As the great bare horse-chestnut near the pink-house gate loomed into view, the red linsey-woolsey speck going down the road spied the blue linsey-woolsey speck coming up, and both specks flew over the intervening distance and, meeting, embraced each other ardently, somewhat to the injury of the company-tart.

“Didn't it come out splendidly?” exclaimed Rebecca. “I was so afraid the fishman wouldn't tell you to start exactly at two, or that one of us would walk faster than the other; but we met at the very spot! It was a very uncommon idea, wasn't it? Almost romantic!”

“And what do you think?” asked Clara Belle proudly. “Look at this! Mrs. Fogg lent me her watch to come home by!”

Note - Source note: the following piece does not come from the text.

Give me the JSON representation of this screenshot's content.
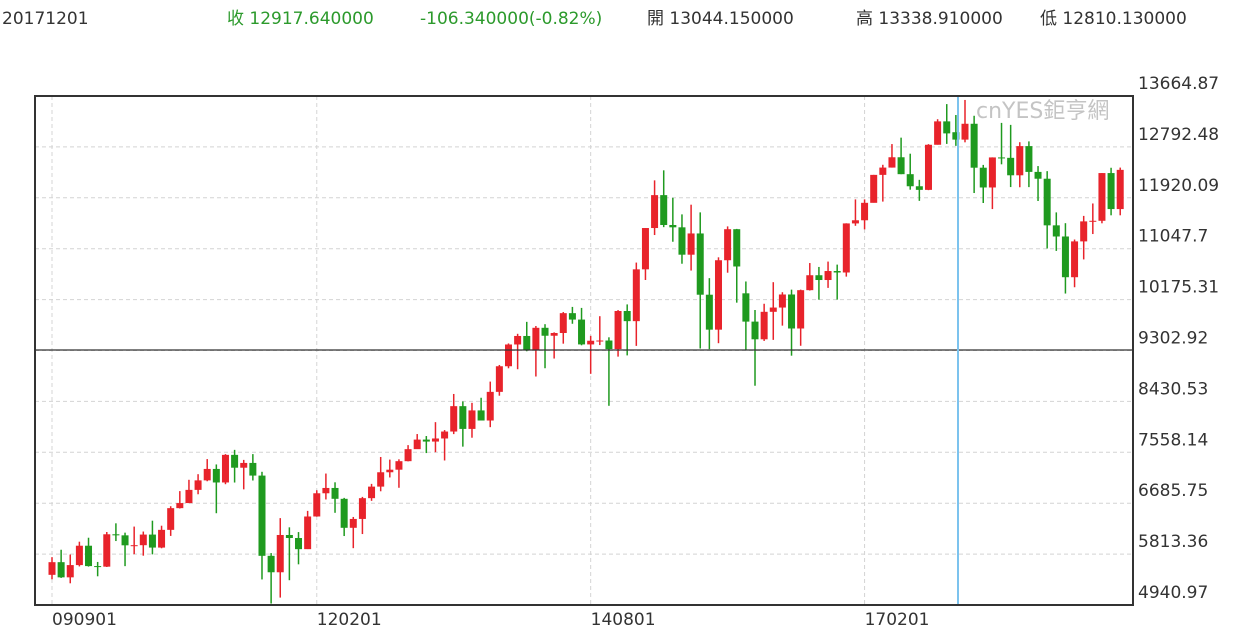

“Oh, Clara Belle, how wonderful! Mrs. Fogg gets kinder and kinder to you, doesn't she? You're not homesick any more, are you?”

“No-o; not really; only when I remember there's only little Susan to manage the twins; though they're getting on real well without me. But I kind of think, Rebecca, that I'm going to be given away to the Foggs for good.”

“Do you mean adopted?”

“Yes; I think father's going to sign papers. You see we can't tell how many years it'll be before the poor baby outgrows its burns, and Mrs. Fogg'll never be the same again, and she must have somebody to help her.”

“You'll be their real daughter, then, won't you, Clara Belle? And Mr. Fogg is a deacon, and a selectman, and a road commissioner, and everything splendid.”